O pai também disse que a menina sorri quando recebe carinho. "É uma criança muito doce, muito sensível, digna de todo amor que ela recebe."
A mãe contou que sempre conversa com outras mães na mesma situação. "Quando a mãe recebe a notícia, é um sofrimento interminável. Mas, quando se encontra uma saída, muitas mães entram em contato comigo e temos que fazer o que está ao nosso alcance porque a vida não está no nosso controle. [...] Como é possível você dar o diagnóstico de um bebê quando ainda está no útero?
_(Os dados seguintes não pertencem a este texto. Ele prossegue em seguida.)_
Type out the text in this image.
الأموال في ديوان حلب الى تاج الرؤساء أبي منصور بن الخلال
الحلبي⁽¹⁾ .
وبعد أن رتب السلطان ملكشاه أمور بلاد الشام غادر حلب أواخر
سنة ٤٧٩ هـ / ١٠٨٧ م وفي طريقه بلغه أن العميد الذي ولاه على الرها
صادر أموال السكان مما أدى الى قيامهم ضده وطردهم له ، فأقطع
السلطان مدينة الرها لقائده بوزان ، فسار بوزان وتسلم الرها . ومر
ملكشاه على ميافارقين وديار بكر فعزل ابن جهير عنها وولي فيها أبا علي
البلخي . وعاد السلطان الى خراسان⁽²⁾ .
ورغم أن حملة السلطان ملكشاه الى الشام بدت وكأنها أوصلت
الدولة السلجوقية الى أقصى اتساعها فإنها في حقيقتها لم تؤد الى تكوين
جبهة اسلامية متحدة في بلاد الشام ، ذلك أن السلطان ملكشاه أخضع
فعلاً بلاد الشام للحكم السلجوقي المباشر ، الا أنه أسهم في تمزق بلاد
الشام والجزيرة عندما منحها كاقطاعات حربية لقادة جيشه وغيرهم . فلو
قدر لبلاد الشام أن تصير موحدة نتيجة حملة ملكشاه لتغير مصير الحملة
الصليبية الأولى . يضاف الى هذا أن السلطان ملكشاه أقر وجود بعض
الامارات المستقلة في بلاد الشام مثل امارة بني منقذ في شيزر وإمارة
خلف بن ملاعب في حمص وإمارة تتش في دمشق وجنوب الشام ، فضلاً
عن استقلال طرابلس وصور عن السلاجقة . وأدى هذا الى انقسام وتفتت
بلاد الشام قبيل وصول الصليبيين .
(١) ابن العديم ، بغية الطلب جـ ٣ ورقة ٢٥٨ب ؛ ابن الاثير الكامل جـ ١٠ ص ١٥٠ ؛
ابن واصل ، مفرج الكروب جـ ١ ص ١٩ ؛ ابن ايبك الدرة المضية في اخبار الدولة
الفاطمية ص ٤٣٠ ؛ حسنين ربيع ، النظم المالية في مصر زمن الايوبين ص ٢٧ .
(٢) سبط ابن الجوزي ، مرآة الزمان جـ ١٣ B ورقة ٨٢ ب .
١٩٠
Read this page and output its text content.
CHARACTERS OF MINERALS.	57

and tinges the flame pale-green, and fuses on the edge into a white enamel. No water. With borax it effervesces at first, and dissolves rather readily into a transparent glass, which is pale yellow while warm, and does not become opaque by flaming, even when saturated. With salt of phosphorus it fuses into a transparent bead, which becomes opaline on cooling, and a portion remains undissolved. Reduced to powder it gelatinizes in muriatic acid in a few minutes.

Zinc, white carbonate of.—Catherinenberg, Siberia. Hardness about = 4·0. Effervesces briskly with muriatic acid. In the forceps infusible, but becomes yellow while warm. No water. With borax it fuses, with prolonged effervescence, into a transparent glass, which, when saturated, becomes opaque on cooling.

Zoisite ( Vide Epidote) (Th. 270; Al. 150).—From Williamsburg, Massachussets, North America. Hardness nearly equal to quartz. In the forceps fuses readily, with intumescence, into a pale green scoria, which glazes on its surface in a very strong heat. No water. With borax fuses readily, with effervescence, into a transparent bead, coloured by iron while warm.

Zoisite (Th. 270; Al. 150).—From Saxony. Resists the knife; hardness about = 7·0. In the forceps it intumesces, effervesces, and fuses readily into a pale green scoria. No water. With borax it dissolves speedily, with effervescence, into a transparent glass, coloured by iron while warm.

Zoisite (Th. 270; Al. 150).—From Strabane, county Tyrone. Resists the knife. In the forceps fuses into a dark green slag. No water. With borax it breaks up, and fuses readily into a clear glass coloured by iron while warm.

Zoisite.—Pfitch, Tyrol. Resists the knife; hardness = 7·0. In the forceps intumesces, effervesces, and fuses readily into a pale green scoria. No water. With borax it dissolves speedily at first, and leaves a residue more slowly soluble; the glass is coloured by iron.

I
Você não pode dar um diagnóstico só olhando para o exame, a medicina não é dois mais dois igual a quatro sempre."
Joana disse que foi um "momento difícil" receber o diagnóstico de Vitória. "O momento mais difícil foi receber a notícia do diagnóstico, de que a Vitória tinha uma doença grave e que ela ia morrer e a gente não saberia quando que ela ia morrer e eu procurei especialistas e eles disseram que eu ia correr riscos. [...] Existem situações que a gente fica abalada, eu busquei ajuda, busquei apoio da família, apoio espiritual e é uma situação muito especial e delicada."
Opinião médica
O ginecologista Cristião Rosas, da Federação Brasileira dos Associações de Ginecologia e Obstetrícia (Febrasgo), que também estava no Supremo, diz que o caso de Vitória não é anencefalia completa.
"A anencefalia é uma patologia totalmente incompatível com a vida extra-uterina, não tem nem a calota craniana nem o cérebro. O caso dela é outro caso, na anencefalia o diagnóstico é totalmente fechado. [...] A anencefalia não tem membrana por cima, não tem calota, não tem couro cabeludo, não tem crânio, não tem encéfalo, tem apenas tronco cerebral que mantém apenas os impulsos para batimento cardíaco e movimentos respiratórios. Não há cognição", afirmou.
O especialista em médica genética da Universidade de São Paulo (USP), Thomas Gollop, que também participou do julgamento, afirmou que, em um caso semelhante ao de Vitória, a mãe poderia pleitear o aborto por conta da anencefalia.
"É uma variante da anencefalia que também é morte cerebral e, portanto, é um caso em que o prognóstico está fechado, não há tratamento e há morte certa e em caso maior ou menor todos eles caminham para óbito, todos eles são definidos pelo Conselho Federal de Medicina como morte cerebral. [...] Entra no âmbito das mal formações incompatíveis com a vida. O caso dela ainda assim é incompatível com a vida, a morte dela é certa do mesmo jeito, é uma sobrevida vegetativa e há um diagnóstico médico seguro de morte", afirmou Gollop.
A favor do aborto
O advogado Luís Roberto Barroso, que defende os interesses da Confederação Nacional dos Trabalhadores na Saúde - entidade que pede a liberação do aborto de fetos anencéfalos no Supremo -, afirmou durante julgamento que "não é aborto" a interrupção da gravidez nesses casos. Para ele, como o feto não tem cérebro "não há vida em sentido técnico".
"A interrupção nesses casos não é aborto. Então, não se enquadra na definição de aborto do Código Penal. O feto anencefálico não terá vida extra-uterina. No feto anencefálico, o cérebro sequer começa a funcionar. Então não há vida em sentido técnico e jurídico. De aborto não se trata", afirmou Barroso durante sua sustentação oral no plenário do STF.
O procurador-geral da República, Roberto Gurgel, falou após o advogado no plenário do Supremo e também defendeu a liberação do aborto de feto anencéfalo. Ele concordou com a tese apresentada pela defesa da entidade.
"Na verdade, a antecipação terapêutica do parto significaria hipótese de aborto eugênico. Este pressupõe a viabilidade do feto, da vida extra-uterina, o que não se caracteriza na anencefalia", disse Gurgel.